Словно угадав мои мысли, она спокойно продолжила:
– Но я рассказывала о маме. Потом я заболела лихорадкой. Я лежала в доме тети Коры в Спэниш-Тауне. Как-то я услышала крики, потом громкий смех. Наутро тетя Кора сказала мне, что мама тяжело заболела и уехала за город. Это меня не удивило. Для меня она была частью Кулибри, и раз Кулибри ушло из моей жизни навсегда, было только естественно, что и мама тоже последует за ним. Я долго болела. У меня была забинтована голова: в меня бросили камнем. Тетя Кора сказала, что голова «до свадьбы заживет» и все будет в порядке. Но мне все-таки кажется, что она так и не зажила – ни до свадьбы, ни потом. Этот камень испортил все…
– Антуанетта, – сказал я, – ничего подобного. Все плохое ушло, просто тебе надо отогнать грустные воспоминания. Не думай о грустном, и все будет в порядке. Обещаю тебе.
Но сердце у меня было тяжелое, как свинец.
– Пьер умер, – продолжала она, словно не услышав меня, – а мама возненавидела мистера Мейсона. Она не позволяла ему ни приближаться, ни дотрагиваться до нее. Она говорила, что убьет его, и, по-моему, пыталась это сделать. Тогда он купил ей дом и нанял двух цветных – мужчину и женщину, чтобы они за ней присматривали. Некоторое время он очень грустил, но потом стал часто уезжать с Ямайки, много времени проводил на Тринидаде. Думаю, он в общем-то забыл ее.

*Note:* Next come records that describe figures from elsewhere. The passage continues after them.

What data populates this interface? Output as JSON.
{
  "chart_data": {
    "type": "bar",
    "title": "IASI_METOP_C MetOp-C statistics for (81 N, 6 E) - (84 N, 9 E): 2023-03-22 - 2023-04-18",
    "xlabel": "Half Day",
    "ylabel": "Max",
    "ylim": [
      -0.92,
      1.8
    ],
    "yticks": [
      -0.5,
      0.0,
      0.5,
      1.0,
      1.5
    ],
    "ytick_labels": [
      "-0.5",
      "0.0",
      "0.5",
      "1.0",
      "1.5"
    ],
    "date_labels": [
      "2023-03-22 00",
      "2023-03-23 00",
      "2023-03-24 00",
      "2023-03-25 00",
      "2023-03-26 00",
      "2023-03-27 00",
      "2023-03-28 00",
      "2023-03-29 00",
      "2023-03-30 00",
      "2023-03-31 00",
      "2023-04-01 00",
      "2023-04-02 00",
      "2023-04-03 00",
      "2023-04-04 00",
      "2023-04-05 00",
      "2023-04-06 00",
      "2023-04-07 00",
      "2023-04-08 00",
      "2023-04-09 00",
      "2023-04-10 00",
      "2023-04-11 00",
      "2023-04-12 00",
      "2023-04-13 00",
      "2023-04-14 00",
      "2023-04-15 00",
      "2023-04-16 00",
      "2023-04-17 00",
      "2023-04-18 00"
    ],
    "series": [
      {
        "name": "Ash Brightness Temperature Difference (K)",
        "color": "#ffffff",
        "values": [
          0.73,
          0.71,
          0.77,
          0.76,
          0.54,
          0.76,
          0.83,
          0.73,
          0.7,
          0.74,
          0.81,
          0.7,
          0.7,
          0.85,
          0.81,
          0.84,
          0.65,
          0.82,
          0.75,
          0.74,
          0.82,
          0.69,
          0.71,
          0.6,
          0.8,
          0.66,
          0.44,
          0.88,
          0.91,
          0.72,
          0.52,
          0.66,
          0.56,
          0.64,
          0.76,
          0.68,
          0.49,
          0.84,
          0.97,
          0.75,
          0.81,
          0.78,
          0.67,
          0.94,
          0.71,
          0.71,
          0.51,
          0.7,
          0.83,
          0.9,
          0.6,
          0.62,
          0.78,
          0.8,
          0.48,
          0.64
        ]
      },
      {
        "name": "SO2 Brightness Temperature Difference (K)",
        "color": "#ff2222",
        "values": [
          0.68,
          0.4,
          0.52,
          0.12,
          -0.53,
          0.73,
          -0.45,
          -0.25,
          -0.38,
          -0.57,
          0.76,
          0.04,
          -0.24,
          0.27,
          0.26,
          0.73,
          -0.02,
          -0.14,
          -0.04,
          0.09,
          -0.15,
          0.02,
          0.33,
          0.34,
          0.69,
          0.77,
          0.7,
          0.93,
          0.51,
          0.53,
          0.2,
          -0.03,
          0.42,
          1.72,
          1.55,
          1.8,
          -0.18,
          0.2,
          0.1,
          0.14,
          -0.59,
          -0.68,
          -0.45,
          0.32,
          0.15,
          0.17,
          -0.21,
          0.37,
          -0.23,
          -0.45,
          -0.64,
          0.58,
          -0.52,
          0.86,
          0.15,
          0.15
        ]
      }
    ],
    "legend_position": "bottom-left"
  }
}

– И ты тоже забыла? – не удержался я.
– Я не из тех, кто забывает, – сказала Антуанетта, – но она не хотела меня видеть. Когда я приехала ее навестить, она оттолкнула меня и подняла крик. Мне сказали, что из-за меня ей сделалось хуже. О ней постоянно судачили, ее просто не оставляли в покое, о ней говорили – и замолкали, как только появлялась я. Однажды я решила отправиться к ней одна. Когда я подошла к дому, то услышала, как она плачет. Я решила, что убью любого, кто посмел обидеть мою маму. Я слезла с лошади, быстро побежала, поднялась на веранду и оттуда заглянула в ее комнату. Помню, какое на ней было платье – вечернее, с глубоким вырезом. Она была в этом вечернем платье и босиком. Там же был толстый чернокожий со стаканом рома в руке. Он сказал ей: «Выпейте, и все забудется». Она быстро выпила ром, он налил ей еще, она взяла стакан, засмеялась и бросила стакан через плечо. Он разбился вдребезги. «Убери осколки, – сказал мужчина женщине, – а то она порежет ноги».
«Вот было бы хорошо, – отозвалась женщина, – после этого, глядишь, она бы успокоилась». Но все-таки она принесла совок и веник и стала собирать осколки. Я все это видела собственными глазами. Мама же не смотрела на них. Она ходила по комнате и говорила: «Какой приятный сюрприз, мистер Латрелл. Годфри, прими лошадь мистера Латрелла». Затем, похоже, она утомилась и села в кресло-качалку. Потом я увидела, как мужчина подошел, приподнял ее и поцеловал. Его губы впились в ее, и она как-то вся обмякла в его объятиях, а он засмеялся. Женщина тоже засмеялась. Когда я увидела это, то убежала. Я вернулась вся в слезах. Меня ждала Кристофина. Увидев меня, она спросила: «Ну, зачем тебя туда понесло?